ONE MAN SHOW
Dans un théâtre de Hollywood
j’ai assisté au one man show de mon pote Mike
Il ne boit plus depuis des années
et son génie de la sitcom lui a valu un Emmy
Hier soir
sa rage contre la vie
l’amertume d’un amour
et d’une paternité
ratés
ont calciné une soixantaine de spectateurs
muets comme la mort
pendant soixante-quinze putains de minutes
de malaise
foutrement pas drôle
En partant comme un con par le mauvais couloir
je me suis retrouvé coincé dans la loge de Mike
lambrissée de formica
sous une unique néon
Mike a désespérément besoin de compliments
sur son solo de divagations
et je ne sais pas ce qui me prend de lui dire la vérité
« Ça ne m’a pas fait rire
ça m’a rendu triste ― je suis désolé »
Et voilà mon Mike
sa gueule ravagée
de cinquante balais
instantanément dégonflée
décomposée
Le voilà réduit au silence
Six secondes plus tard je suis dans le couloir
qui mène au parking
en me disant
bien joué ducon
― dans ta vie à
rallonge d’hurluberlu de débile de mufle
quand comptes-tu apprendre à ne pas dire aux gens
ce que tu penses
et à faire le nécessaire pour ne pas perdre tes amis ?
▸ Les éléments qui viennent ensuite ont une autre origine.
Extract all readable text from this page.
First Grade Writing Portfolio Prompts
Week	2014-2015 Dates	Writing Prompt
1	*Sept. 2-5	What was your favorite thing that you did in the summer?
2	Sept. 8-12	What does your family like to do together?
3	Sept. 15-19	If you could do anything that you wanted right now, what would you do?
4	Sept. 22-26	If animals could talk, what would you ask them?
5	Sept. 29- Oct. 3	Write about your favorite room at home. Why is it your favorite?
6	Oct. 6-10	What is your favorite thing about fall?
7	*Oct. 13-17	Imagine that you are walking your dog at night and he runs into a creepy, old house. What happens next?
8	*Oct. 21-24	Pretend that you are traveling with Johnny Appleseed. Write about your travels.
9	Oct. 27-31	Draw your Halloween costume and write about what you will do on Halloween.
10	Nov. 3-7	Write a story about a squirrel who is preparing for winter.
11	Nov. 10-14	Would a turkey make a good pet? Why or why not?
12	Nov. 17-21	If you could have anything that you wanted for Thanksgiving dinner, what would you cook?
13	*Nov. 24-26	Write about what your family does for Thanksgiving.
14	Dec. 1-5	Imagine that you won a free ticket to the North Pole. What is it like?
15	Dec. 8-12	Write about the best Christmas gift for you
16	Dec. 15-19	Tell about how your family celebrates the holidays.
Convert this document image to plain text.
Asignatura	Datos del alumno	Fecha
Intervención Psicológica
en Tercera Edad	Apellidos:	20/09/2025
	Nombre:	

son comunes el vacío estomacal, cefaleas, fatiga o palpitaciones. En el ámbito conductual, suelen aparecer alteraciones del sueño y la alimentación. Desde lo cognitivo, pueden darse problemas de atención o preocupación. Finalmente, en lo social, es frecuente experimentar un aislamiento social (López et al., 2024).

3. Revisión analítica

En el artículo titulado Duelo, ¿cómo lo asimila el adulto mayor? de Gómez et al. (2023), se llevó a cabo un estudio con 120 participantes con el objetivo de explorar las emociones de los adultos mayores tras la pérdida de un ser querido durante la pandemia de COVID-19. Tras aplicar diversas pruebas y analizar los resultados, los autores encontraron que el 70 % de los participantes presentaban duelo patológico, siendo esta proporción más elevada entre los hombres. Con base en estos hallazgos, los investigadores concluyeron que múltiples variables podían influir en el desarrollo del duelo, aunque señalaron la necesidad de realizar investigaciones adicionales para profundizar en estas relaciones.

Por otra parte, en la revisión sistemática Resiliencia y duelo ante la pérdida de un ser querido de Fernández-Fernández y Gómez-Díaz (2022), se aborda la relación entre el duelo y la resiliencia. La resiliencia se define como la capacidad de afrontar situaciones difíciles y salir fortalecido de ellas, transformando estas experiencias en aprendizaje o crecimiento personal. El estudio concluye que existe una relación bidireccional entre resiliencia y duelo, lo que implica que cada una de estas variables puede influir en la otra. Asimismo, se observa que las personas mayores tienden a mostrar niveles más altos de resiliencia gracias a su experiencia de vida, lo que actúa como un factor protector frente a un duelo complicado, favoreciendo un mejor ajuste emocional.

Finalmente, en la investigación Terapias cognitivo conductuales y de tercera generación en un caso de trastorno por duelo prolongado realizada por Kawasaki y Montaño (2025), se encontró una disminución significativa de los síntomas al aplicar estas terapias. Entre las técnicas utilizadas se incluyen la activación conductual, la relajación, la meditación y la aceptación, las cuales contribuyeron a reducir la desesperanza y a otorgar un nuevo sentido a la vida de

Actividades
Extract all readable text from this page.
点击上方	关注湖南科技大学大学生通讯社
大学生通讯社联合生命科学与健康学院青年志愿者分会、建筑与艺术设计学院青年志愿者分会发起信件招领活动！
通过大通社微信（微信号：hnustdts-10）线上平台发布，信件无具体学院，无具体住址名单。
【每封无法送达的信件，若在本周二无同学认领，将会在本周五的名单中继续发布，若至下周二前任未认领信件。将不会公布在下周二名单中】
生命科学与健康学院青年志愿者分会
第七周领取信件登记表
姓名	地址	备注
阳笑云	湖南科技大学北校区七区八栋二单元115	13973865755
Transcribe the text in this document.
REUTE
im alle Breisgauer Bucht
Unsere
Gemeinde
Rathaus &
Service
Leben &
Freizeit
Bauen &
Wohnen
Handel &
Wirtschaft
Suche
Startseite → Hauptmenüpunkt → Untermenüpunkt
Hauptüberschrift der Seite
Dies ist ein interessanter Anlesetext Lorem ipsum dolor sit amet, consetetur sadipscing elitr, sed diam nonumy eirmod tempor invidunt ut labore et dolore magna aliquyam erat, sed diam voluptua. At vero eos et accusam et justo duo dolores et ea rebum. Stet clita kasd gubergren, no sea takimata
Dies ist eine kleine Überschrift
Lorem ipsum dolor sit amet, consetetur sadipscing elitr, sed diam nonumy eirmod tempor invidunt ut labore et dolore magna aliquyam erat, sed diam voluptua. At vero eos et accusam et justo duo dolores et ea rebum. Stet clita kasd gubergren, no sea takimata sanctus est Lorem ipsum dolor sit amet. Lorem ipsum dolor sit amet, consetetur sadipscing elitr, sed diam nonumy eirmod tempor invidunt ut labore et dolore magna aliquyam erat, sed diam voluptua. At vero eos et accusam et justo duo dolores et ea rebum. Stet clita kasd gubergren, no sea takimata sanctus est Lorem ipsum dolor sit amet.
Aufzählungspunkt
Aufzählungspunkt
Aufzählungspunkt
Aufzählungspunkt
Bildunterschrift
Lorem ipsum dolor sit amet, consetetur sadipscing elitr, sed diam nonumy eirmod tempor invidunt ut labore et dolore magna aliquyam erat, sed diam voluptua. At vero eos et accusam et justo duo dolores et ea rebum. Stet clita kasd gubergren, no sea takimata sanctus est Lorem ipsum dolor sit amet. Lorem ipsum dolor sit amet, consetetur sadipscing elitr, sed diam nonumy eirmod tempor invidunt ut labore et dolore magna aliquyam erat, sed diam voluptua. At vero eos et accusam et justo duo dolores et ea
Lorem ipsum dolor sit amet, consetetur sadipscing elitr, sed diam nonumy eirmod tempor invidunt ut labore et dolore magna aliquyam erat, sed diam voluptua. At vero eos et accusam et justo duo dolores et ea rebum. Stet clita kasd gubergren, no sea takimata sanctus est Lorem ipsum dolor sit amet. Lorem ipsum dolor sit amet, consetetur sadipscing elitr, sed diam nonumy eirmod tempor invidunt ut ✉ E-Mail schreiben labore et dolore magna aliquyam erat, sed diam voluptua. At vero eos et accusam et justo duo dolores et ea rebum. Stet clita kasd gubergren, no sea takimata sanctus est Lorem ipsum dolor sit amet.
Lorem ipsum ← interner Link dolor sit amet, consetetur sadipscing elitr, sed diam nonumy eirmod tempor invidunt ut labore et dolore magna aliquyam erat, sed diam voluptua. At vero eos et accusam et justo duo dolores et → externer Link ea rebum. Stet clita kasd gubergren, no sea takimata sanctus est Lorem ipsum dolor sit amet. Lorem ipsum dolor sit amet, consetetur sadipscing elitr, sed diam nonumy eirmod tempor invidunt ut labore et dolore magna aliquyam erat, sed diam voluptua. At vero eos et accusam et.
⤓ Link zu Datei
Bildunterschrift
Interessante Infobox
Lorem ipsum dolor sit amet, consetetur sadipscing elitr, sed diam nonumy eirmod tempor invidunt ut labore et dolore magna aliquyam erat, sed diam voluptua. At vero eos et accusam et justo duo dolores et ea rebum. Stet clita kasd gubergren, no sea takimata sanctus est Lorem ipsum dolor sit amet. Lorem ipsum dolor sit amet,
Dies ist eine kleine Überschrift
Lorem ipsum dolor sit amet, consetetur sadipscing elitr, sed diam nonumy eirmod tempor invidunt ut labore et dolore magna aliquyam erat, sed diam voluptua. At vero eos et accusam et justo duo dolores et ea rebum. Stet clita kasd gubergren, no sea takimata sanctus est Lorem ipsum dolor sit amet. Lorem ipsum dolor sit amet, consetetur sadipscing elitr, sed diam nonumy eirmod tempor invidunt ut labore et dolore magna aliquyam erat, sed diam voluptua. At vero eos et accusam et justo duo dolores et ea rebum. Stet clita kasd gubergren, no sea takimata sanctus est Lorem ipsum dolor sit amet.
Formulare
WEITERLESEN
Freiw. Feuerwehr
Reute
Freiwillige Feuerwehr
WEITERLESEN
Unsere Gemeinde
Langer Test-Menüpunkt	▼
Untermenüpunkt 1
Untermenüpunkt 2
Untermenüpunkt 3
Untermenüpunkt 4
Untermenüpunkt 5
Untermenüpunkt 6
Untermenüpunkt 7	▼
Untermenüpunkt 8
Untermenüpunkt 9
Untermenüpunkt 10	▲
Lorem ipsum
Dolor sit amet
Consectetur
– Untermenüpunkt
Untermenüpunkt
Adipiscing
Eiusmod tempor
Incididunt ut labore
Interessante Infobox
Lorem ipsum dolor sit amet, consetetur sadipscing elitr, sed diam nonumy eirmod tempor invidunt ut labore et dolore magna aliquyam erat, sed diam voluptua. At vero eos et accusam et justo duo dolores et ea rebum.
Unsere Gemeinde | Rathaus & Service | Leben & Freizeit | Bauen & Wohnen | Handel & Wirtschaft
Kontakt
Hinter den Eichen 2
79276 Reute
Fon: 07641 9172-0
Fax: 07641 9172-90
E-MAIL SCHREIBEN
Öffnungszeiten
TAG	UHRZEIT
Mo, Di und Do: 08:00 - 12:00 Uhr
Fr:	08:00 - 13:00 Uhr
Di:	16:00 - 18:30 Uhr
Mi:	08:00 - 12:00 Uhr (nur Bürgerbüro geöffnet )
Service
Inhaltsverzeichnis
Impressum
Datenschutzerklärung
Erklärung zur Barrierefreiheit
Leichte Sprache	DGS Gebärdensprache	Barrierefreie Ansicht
Une dose d’hypocrisie et une bonne pipe
rien de tel pour envoyer un mec au paradis
à
Los Angeles
Un chat mort puant et pourri
emmuré derrière ton lit
là voilà la vérité
― un conte de fées
d’une pénible
vanité
Dan Fante (b. 1944)
Bons
baisers de la grosse barmaid, poèmes d’extase et d’alcool (2008)
traduction de l’anglais de Patrice Carrer, 13e Note
Éditions.
Le papa a l'air plus puissant que le fiston... du moins pour le souvenir que j'en ai.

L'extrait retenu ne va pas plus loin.